Redflex Panel Discussion: 
– Jonlee Anderele, Ph.D, Administrator, National Highway Traffic Safety Administration Region 5 
– Daniel Farley, Chief, Traffic Operations Deployment and Maintenance Section, Pennsylvania DOT 
– Jonathan Nelson, Assistant to the State Highway Safety and Traffic Engineer, Department of Highway Safety and Traffic, Missouri DOT  
 

Recruiting and Retaining Officers in Small and Rural Agencies

In December 2019, the Office of Community Oriented Policing Services held a day-long forum to discuss the challenges of law enforcement recruitment and retention and specifically focused on th​​ese issues in relation to smaller and more rural law enforcement agencies.

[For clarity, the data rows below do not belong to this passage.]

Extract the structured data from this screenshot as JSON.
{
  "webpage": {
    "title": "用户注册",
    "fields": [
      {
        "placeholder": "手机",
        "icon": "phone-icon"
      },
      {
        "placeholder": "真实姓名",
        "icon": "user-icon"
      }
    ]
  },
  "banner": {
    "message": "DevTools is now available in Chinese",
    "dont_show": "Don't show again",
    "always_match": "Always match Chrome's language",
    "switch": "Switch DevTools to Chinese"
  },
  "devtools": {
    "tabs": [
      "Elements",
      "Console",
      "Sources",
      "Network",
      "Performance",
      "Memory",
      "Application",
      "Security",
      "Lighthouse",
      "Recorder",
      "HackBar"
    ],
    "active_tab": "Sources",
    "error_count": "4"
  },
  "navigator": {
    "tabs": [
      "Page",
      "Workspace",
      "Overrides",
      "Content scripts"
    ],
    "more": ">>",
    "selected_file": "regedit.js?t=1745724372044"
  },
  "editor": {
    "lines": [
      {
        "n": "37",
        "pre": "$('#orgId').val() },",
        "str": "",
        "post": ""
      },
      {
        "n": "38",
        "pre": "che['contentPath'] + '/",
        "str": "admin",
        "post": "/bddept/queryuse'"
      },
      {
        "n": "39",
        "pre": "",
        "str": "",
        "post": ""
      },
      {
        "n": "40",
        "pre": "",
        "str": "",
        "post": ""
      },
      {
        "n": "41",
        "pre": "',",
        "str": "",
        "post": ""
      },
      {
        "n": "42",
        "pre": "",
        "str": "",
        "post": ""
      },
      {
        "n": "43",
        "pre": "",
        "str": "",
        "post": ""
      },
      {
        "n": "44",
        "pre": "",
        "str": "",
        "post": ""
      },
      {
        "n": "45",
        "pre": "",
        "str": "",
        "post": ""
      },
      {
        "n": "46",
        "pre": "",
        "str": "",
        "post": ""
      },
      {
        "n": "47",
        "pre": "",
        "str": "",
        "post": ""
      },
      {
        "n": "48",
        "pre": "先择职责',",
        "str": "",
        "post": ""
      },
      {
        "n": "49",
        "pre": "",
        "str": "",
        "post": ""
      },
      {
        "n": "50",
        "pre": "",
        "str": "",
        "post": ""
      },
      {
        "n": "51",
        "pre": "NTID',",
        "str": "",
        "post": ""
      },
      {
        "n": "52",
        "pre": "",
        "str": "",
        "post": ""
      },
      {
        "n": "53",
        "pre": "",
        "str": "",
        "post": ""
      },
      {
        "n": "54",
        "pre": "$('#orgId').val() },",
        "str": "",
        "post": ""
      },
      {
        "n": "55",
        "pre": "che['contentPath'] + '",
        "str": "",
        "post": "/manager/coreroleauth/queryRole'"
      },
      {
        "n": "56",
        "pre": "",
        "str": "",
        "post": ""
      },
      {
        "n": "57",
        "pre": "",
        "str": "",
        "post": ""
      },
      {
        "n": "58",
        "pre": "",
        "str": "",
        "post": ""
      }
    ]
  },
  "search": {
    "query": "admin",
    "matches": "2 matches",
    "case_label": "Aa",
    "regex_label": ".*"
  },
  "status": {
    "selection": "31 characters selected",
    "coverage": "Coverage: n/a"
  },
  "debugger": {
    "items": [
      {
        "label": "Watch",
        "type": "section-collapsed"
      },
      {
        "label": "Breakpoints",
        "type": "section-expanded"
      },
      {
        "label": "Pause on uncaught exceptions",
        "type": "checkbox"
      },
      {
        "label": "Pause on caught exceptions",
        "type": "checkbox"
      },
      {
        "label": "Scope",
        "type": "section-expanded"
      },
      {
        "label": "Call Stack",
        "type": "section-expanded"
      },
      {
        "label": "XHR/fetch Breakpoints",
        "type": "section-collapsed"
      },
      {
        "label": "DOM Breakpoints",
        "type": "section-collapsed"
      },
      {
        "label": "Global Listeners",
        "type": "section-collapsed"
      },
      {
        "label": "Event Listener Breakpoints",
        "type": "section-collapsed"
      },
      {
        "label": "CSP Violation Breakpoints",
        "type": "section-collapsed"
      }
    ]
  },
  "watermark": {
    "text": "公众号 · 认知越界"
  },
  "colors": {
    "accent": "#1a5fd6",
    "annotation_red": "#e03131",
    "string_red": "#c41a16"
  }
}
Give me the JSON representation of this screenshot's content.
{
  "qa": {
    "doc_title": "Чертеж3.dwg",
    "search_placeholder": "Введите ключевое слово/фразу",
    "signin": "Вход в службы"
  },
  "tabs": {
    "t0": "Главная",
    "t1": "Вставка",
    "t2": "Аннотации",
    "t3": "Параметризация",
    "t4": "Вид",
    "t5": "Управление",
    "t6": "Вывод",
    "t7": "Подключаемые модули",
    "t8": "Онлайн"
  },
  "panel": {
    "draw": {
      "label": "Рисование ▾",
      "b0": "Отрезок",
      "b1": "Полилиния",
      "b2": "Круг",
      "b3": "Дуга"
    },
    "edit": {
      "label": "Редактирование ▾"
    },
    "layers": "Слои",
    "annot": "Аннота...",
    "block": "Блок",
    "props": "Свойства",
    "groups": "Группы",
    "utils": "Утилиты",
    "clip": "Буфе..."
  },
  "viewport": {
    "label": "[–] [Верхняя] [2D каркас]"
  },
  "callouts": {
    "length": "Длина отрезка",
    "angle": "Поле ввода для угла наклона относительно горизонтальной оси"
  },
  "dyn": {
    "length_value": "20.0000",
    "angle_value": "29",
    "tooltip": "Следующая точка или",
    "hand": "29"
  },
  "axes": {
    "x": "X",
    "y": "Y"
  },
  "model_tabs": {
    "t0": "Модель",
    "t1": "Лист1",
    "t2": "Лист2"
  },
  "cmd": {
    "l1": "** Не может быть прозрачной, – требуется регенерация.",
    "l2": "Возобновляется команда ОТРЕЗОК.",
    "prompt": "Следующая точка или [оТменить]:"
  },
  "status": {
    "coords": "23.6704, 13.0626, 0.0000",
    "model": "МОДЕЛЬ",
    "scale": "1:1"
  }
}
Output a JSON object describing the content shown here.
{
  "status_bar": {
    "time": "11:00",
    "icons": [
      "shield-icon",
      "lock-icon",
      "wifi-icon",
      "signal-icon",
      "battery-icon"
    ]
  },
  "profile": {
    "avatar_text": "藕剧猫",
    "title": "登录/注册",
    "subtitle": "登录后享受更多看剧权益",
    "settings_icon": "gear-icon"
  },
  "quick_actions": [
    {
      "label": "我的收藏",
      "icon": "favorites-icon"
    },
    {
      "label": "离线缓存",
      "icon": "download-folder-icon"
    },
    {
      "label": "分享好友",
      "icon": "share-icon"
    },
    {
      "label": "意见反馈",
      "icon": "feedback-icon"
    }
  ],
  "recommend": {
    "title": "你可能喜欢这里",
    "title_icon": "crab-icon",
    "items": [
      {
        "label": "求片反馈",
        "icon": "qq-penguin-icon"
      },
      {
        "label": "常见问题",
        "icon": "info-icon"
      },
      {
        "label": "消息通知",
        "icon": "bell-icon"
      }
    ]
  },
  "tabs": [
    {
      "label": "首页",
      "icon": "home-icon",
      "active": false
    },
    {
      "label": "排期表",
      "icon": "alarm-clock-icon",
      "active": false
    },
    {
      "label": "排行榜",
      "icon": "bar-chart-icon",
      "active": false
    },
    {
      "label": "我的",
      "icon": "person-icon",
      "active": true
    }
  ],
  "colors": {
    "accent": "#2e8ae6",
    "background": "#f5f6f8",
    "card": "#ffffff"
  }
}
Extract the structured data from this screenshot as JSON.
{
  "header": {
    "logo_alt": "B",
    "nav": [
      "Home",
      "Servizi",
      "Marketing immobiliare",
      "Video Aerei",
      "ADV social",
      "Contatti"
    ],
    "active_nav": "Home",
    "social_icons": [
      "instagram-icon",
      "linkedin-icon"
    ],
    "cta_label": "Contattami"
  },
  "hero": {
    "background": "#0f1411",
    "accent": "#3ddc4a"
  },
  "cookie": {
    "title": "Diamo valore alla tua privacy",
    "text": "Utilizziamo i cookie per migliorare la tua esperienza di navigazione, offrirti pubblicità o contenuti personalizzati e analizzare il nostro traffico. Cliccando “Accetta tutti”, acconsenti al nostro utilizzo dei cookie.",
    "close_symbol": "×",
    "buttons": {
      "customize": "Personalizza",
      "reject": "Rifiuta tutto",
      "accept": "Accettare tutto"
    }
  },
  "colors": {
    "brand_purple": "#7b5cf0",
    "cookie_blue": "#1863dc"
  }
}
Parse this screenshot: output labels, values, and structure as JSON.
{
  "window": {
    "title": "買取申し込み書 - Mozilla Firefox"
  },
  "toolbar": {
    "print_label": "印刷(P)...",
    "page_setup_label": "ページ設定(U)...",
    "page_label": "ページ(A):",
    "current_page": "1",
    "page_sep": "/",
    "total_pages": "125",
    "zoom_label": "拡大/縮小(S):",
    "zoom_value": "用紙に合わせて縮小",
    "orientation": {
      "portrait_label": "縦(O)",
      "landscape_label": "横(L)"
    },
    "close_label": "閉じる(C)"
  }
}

The 32 participants included police chiefs, captains, lieutenants, academic experts, researchers, and agency directors of state police standards.

The forum’s small size allowed for a wide-ranging discussion that focused on the qualities that make an effective police officer, an in-depth examination of why people leave a department, the most significant challenges to recruiting and retaining officers, and a brainstorming session on the range of strategies these departments use to attract and keep officers. The result was an exchange of ideas and success stories that reflected the unique regional and size differences between the departments.

– Click here to view the publication –

The COPS Office publishes materials for law enforcement and community stakeholders to use in collaboratively addressing crime and disorder challenges. These free publications provide you with best practice approaches and give you access to collective knowledge from the field. By clicking on this link, you can find our recent and featured publications, and you can also search the Resource Center or our Community Policing Topics pages for specific issues or call the COPS Office Response Center at 800-421-6770.

Beware of Possible Scam

Recently, the Livingston County Sheriff’s Office received promotional magnets with the sheriff’s office name and information from area businesses on them. The magnets came from a company by the name of FIVEFISH located at 109 S Elm St, Van, TX 75790.

The company sells advertisements to area business as if representing a sheriff’s office and to provide advertising for the office with local businesses.

This company may or may not be doing legitimate business. However, this is not an approved sheriff’s office project and there is a pattern of this type of misrepresentation as being affiliated with a local sheriff’s office.

https://www.ozarksfirst.com/local-news/bates-county-sheriffs-office-warns-against-scam-advertising-calls/

https://www.kwqc.com/content/news/Lee-County-Ill-Sheriffs-Dept-officials-warn-of-scam-494895701.html

https://thebrunswicknews.com/news/local_news/telephone-scam-in camden/article_196c20bb-e601-59a9-ba2d-2564831c054a.html

If you or anyone you know is contacted by a representative from FIVEFISH, do not give them money without contacting your local sheriff’s office first.